The spice trade has kept explorers on their toes for hundreds of years. Portuguese explorers on their way to India discovered the southernmost tip of Africa. Columbus headed west with a plan for a quicker route to India, China and the Spice Islands. Instead, he landed in what he thought was the East Indies—actually the Bahamas—and called the local inhabitants “Indians.”
One could say that people’s craving for spices both established and destroyed empires, led to the discovery of continents and helped lay the foundation for a modern economic world. Yet here they are, languishing away for months—or even years—in the depths of our cabinetry.
Spices were (and still are) precious and sought after. Not just used for cooking, but in ceremonies, perfumes, incense and even medicines. Lore also leads us to believe that Cleopatra bewitched Caesar with fragrant aromatics.
It wasn’t until much later, however, that spices started to be used in cooking, and it was mostly as a preservative for meats gathered on hunts.

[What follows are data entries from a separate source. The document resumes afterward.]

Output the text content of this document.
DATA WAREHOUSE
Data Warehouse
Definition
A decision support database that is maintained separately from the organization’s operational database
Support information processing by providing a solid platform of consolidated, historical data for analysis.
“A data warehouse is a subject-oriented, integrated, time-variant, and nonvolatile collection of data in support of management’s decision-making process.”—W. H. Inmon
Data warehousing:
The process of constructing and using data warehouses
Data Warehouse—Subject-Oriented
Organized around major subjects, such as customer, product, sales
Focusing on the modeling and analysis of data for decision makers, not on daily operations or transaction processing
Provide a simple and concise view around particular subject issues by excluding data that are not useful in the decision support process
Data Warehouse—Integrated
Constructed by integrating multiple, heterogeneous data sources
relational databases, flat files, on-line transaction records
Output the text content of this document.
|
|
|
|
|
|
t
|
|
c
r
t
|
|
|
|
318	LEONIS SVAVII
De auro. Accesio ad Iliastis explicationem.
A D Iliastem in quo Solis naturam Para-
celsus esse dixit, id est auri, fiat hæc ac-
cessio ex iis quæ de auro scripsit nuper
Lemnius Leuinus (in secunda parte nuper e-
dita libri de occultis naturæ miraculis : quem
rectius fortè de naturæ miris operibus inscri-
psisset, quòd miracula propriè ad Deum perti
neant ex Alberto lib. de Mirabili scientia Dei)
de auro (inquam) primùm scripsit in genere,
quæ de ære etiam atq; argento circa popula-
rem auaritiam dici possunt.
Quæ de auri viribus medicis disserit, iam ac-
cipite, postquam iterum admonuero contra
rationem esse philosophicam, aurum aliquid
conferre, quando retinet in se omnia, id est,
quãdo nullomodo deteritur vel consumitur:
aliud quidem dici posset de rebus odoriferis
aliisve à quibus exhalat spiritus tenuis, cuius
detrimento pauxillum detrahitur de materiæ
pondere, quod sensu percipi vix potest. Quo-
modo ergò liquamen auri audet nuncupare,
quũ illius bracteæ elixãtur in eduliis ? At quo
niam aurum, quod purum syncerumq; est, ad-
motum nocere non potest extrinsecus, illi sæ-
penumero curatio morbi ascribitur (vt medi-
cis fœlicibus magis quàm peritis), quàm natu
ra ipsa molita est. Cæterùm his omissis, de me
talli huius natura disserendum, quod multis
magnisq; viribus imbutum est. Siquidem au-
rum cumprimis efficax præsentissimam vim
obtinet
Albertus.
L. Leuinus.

Nowadays we love to throw cuts of meat on the grill, and one of the best ways to flavor those ribs, chickens, pork butts and the like are spice rubs. In a word or two, rubs are spice mixes applied to meats to flavor them before cooking. Paired with marinades, spice rubs make up the world of barbecue as we know it. But rubs (both wet and dry) are used the world over—think Thai curry paste, Mexican adobo and Jamaican jerk, just to name a few.
According to grill master Steven Raichlen, rubs can serve two jobs. Applied right before cooking, the blend acts more like a seasoned salt. But when rubbed into meat hours, or even a day ahead, the rub cures the meat in addition to seasoning it. A wet rub takes things a bit further, combining the curing power of a dry rub with the penetration ability of a wet marinade.
Salt and pepper on their own are classified as a rub, but we are fortunate these days to have every spice available to us in most supermarkets, and in bulk from many specialty food shops. Throw together some of our favorite spice combinations, or play around with your own pantry assortment. You might even find yourself in the position to trade—short ribs, anyone?
NOTE: Keep all spices and dry rubs in airtight containers in a cool, dry place for up to 6 months. After that, the spices tend to lose their zip.